The EnumerableWeakMap debate is helping me to see a new distinction. Till now, we've only had the following taxonomy:

1) overt -- channel guaranteed by platform semantics, like reading &

writing a shared variable. 2) non-overt 2.a) covert - where the communicating parties intent to communicate 2.a.i) outward confinement - where the good guy is trying to suppress the signaling ability of a bad guy presumably under his control. 2.a.ii) inward confinement - where the good guy is trying to suppress the listening ability of a bad guy presumably under his control. 2.b) side - where the signaling party does not intend to signal.

Object-capability languages, including Caja and SES, prevent #1. The classic covert channel problem is #2.a.i, and it is indeed too hard. Deterministic object-capability languages such as E and Joe-E solve #2.a.ii. For #2.b as well, zero leakage is too hard and I would be foolish to attempt it. But because none of the signals on this channel are reliable, various countermeasures are possible to impede information leakage, such as introduction of timing noise. In fact, as a side-channel, the various other activities of the signaling app are itself a free source of timing noise absent from a covert channel. As apps get larger and do more, they accidentally provide more free noise for interfering with their own side channels. This is why the limited bandwidth argument has more force for side channels, and why the Moore's law counter-argument has less force.

Punch line:

Any observable weak reference system, including the EnumerableWeakMap example discussed here, is a taxonomy breaker, in that it is a channel which is half overt and half covert.

Sigh. Even when trying to be careful I make the same mistake I just previously tried to correct. I meant "half overt and half non-overt". Whether the non-overt half is covert or side depends on the signaling party's intention, which is orthogonal to the new distinction.

# Sam Tobin-Hochstadt (14 years ago)

[replying to the two issues separately]

On Thu, Sep 2, 2010 at 12:47 PM, Mark S. Miller <erights at google.com> wrote:

Syntax aside, is the observable semantics of Names different from strawman:inherited_explicit_soft_fields? How? If the only semantic difference is (not normally observable) less aggressive GC obligations, great. I'm confident we can converge those. Anything else?

I don't believe that the GC obligations differ. In particular, I don't believe that the spec rules out a no-GC-ever implementation, in which the two would have identical space behavior. That is, in your table on the inherited_explicit_soft_fields page, I don't think that 'must not retain' is ever an obligation we impose on ES implementations.

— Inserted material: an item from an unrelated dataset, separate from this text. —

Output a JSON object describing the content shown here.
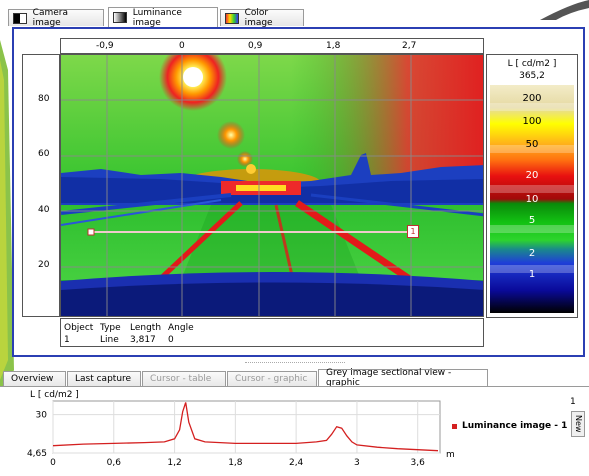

# Sam Tobin-Hochstadt (14 years ago)

On Thu, Sep 2, 2010 at 12:47 PM, Mark S. Miller <erights at google.com> wrote:

In the names proposal, it seems that once in scope of a "private draw" declaration, all apparent uses of "draw" as a property name are amplifying. Even if the object being accessed has a normally named "draw" property, "gun.draw()" will fail to access it. Is that right?

Yes, that's correct. In the scope of a 'private x' declaration, all uses of F.x are rewritten to F[x] instead of the usual F["x"]. If you want F["x"], it can be written explicitly, of course.

It's important to have this property so that names can be used to add non-interfering additional properties to existing objects. In particular, a rendering library should be able to add 'draw' methods to cowboys without interfering with any of their existing properties.

Also, I really don't think that rewriting f.x to f[x] is amplifying, since that expression is necessarily already able to access the private name, since it is in scope.